I looked up where my vet recommends taking emergency cases, and that clinic is kind of far away from our home. Since I would be dealing with the dog by myself on a stormy night, I really wanted to go someplace closer. So I did what everyone does in this day and age - I posted a request for recommendations on Facebook - specifically the page for Webster Groves. Within a few minutes I had several suggestions. And that, folks, is why I love Facebook and other social media! I called the clinic that was the most recommended and explained what was going on. She said that you really don't want to mess around with eye issues, and suggested I bring him in.
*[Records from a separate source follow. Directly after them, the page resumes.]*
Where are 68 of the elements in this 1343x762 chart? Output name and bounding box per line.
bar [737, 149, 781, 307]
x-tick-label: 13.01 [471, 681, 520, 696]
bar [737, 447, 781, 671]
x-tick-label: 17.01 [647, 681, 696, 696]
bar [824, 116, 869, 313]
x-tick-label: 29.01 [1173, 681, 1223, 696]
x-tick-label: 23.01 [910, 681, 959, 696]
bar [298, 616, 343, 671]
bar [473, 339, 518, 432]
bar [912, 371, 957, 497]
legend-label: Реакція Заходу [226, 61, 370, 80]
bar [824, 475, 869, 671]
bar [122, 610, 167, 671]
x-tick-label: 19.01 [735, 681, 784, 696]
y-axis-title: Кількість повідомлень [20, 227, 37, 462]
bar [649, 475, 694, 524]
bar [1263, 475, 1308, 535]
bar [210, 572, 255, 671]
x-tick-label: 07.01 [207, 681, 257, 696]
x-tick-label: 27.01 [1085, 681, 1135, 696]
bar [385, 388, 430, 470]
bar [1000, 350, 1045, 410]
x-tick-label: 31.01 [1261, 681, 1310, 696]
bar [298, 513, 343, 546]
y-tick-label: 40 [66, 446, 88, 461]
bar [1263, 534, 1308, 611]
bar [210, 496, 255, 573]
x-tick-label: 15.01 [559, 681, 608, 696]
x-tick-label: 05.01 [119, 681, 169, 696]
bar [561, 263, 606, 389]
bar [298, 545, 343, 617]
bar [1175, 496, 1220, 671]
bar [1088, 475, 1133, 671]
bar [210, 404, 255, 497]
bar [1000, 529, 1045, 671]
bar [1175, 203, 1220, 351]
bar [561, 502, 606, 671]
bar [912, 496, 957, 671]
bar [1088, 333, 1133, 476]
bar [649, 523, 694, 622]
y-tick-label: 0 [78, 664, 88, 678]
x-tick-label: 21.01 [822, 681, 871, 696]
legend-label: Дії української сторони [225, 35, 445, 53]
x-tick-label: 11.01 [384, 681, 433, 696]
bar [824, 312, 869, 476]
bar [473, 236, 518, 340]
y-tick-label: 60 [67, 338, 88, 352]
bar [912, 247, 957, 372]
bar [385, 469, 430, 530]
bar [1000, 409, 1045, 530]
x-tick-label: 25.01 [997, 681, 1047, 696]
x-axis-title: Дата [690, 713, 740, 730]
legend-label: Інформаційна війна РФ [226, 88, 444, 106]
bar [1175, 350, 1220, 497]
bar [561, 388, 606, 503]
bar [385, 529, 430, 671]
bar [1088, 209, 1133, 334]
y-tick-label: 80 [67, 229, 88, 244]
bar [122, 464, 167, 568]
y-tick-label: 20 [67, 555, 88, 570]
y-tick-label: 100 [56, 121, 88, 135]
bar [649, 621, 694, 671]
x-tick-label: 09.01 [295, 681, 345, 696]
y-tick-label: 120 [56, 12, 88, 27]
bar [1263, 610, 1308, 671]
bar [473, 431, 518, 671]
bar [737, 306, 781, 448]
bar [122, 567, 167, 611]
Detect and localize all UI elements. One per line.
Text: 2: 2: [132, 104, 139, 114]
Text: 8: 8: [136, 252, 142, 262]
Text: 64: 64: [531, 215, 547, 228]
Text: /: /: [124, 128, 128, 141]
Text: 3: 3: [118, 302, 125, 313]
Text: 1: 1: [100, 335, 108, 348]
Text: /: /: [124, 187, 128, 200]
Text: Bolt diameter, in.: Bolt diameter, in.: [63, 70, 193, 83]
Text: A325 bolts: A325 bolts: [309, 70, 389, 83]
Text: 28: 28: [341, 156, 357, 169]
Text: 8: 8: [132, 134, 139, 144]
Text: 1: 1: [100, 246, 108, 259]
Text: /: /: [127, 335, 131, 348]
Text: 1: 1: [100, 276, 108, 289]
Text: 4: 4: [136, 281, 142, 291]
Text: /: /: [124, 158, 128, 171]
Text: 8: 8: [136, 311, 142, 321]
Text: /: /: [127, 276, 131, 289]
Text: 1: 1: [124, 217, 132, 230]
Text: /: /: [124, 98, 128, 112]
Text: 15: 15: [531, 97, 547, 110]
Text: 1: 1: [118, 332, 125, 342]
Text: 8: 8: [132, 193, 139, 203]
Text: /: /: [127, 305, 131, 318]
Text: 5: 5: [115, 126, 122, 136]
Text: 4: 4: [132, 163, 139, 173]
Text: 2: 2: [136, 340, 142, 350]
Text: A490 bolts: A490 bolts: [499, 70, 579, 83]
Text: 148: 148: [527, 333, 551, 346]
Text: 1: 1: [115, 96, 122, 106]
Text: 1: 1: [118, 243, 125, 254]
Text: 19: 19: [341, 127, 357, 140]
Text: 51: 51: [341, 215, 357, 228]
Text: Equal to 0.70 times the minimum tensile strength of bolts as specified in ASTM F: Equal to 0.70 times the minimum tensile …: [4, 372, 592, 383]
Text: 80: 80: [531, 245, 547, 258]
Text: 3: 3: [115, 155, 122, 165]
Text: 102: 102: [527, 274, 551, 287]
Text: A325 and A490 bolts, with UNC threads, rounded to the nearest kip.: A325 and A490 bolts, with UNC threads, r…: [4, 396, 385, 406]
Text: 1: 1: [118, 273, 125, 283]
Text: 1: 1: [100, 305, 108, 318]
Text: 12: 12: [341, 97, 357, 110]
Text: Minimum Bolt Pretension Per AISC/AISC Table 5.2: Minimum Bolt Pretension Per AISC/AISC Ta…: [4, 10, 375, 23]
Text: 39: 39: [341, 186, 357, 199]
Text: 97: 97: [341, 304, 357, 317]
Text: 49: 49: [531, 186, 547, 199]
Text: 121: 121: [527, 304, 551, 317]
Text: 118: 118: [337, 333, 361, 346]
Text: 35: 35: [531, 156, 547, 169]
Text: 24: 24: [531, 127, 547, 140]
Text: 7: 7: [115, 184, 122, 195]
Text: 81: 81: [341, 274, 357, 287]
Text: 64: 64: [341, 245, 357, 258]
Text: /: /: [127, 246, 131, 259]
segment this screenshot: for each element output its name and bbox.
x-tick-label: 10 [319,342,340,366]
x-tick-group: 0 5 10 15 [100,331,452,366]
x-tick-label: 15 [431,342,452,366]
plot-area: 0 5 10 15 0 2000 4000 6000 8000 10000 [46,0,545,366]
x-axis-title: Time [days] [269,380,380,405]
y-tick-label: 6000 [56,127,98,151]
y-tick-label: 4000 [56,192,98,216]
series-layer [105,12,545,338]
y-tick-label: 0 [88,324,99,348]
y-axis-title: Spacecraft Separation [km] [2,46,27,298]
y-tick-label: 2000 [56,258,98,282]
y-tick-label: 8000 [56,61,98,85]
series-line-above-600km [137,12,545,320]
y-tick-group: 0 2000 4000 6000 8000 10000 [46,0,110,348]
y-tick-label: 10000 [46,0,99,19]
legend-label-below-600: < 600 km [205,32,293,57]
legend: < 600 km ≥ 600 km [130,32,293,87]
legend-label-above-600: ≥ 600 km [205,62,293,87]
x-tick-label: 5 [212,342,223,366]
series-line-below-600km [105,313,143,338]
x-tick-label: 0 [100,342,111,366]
We arrived at 10:30 to find only one dog ahead of us. A vet tech did the initial intake, including weighing Kirby. But Kirby was having none of the thermometer up the wazoo treatment, so the gal said she would get another tech to help her in the back. After another couple of minutes they took him into an exam room to see the vet, and I sat in the waiting room listening to an interchange between the vet tech and the latest patient. It was a large dog of indeterminate breeding, and they though he had an intestinal blockage. Apparently he consumes toys, socks, paper - he is a non-discriminating chow-hound. Yikes! Kirby likes food too much to ever be bothered eating something that is not something we would also eat. (Not counting his food, of course, since that is a dish we don't share with him. Along with anything that is a grain, as he has allergies to them.)
Then I was called into the exam room to meet with the vet. He looked like he was about 12. Seriously. Doggie Howser, DVM? I guess the new vets get the late shift at the emergency clinic. Anyway, he advised that they had done a test on Kirby's eye and there was no scratch on the retina, so that was good news. Because Kirby was itching and rubbing so much, they gave him a shot of prednisone followed by a shot of Benydryl. He said the small scabs on Kirby's skin were indicative of skin issues, so he sent me home with an ointment to put in the eye twice a day as well as an antibiotic for the skin issues. Kirby also got the Cone of Shame to make sure he didn't scratch his eye anymore.
|Kirby at the clinic|
|Kirby the Cone Head|
I called our vet in the morning as a follow-up, and was pleased that the emergency clinic had already sent our paperwork over to them. My vet's office told me that I could take the cone off as long as I was in the same room with Kirby and could watch to ensure he didn't scratch himself. But honestly, I was afraid I would not be able to get it back on him by myself, so I left it on for three days until his eye cleared up. He quickly figured out how to eat and drink, and he slept fine after the first night with the cone. We had a follow-up visit with our vet last week, and they cleaned out Kirby's ear and changed his antibiotic to one that they felt is better suited to skin issues. He is so much better, and we just have one more pill left for him to take. Hopefully that will be that.
Kids and pets - why do they have to get sick after hours?
Doggie Howser, DVM - funny! I am familiar with the emergency vet fire drill and the sleepless nights with a sick dog. Poor Kirby, but he did wear the cone well.